The self-guided walking tours use clues and instructions to show people how to find higher ground, while also leading them to discover historical treasures. Eventually, the clues guide people to a hidden box with a logbook to sign and a hand-carved stamp to mark their completion.
“It’s really open to anybody who has a sense of adventure and pencil and a set of directions,” said Cait Goodwin, the Oregon Sea Grant quest program coordinator.
Goodwin started the program in 2007, which she based off Valley Quest on the East Coast.
It works kind of like geocaching and letterboxing, except the quests are in a book, and there is no trinket sharing upon finding the hidden box. The quests are designed to be educational.

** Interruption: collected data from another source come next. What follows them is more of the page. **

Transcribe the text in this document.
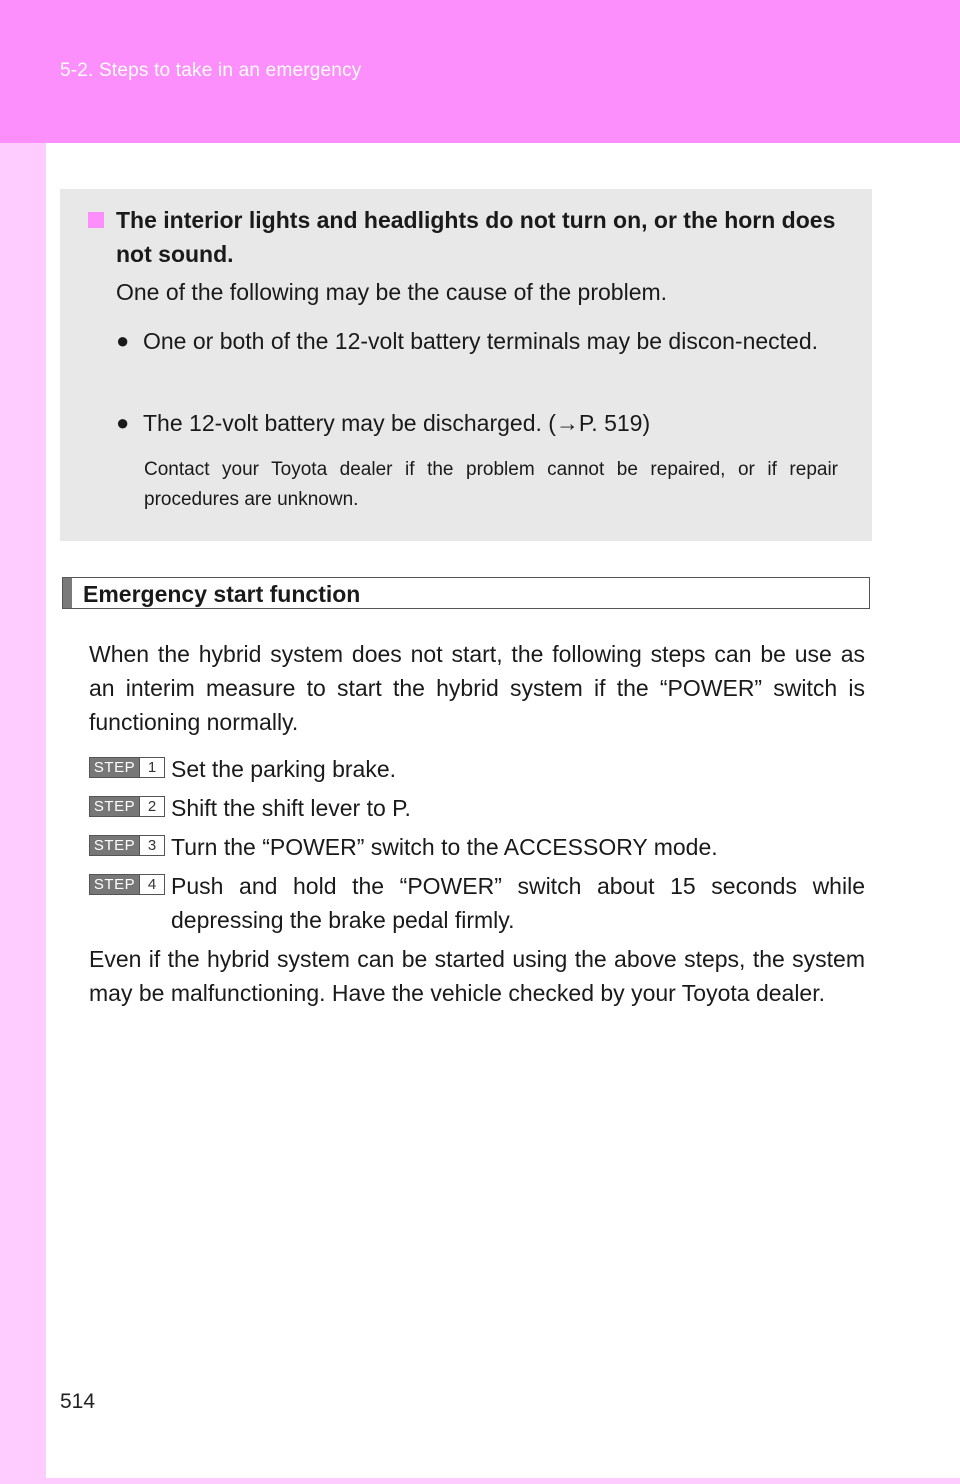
5-2. Steps to take in an emergency
The interior lights and headlights do not turn on, or the horn does not sound.
One of the following may be the cause of the problem.
● One or both of the 12-volt battery terminals may be discon-nected.
● The 12-volt battery may be discharged. (→P. 519)
Contact your Toyota dealer if the problem cannot be repaired, or if repair procedures are unknown.
Emergency start function
When the hybrid system does not start, the following steps can be use as an interim measure to start the hybrid system if the “POWER” switch is functioning normally.
STEP 1 Set the parking brake.
STEP 2 Shift the shift lever to P.
STEP 3 Turn the “POWER” switch to the ACCESSORY mode.
STEP 4 Push and hold the “POWER” switch about 15 seconds while depressing the brake pedal firmly.
Even if the hybrid system can be started using the above steps, the system may be malfunctioning. Have the vehicle checked by your Toyota dealer.
514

There are 28 active quests in the Oregon Coast book, and while they are not all emergency preparedness related, they all teach about a given area.
Free sample quests are available on the program’s website, and in September, in honor of emergency preparedness month, the five tsunami quests are free online.
The North Coast quests guide people through Fort Stevens State Park near Warrenton and from the Columbia River Maritime Museum in Astoria. The walks take about 30 minutes to an hour to complete.
The Astoria quest begins at the Astoria Riverwalk in front of the Barbey Maritime Center. The directions guide questers to higher ground, while also highlighting historic landmarks that reveal clues to a hidden message. Each clue helps reveal a letter of the hidden message, which isn’t divulged until arriving at the final destination.
However, the real treasure is the fun of the walk and learning about history, Goodwin said.
Whether people live on the coast or are visiting, they will usually learn something they didn’t know before. She said quest builders share things that people tend to walk by all the time on their way to work or while shopping and never stop to notice.
“The tsunami quests are bringing your attention to evacuation signs, looking to see what alternate routes might be, those types of things,” Goodwin said. “Things that can be easily translated into other places so that when you go to the coast, that’s something you think about no matter where you are like, ‘Oh yeah, I know what that sign means.’”
Goodwin said when people arrive on the coast, they should stop and figure out where higher ground is located. She said people should be aware of the tsunami flood maps and create a plan prior to enjoying the beach.
“One thing it does do is actually have you walk the evacuation route,” she said, adding, “it’s good to actually practice your plan.”
Quests are best done with families, couples or classes split up into groups of six, Goodwin said.
Blue Anderson, director of visitor services for the Columbia River Maritime Museum, said the quest book is sold at the museum’s gift shop and has been popular, especially among teachers.
Goodwin said children are not afraid of fire drills because they do them so often. She hopes tsunami quests can normalize evacuation.
”It’s been a fun way to kind of get those conversations going and having people think about where they would go if the ground were to start shaking,” she said.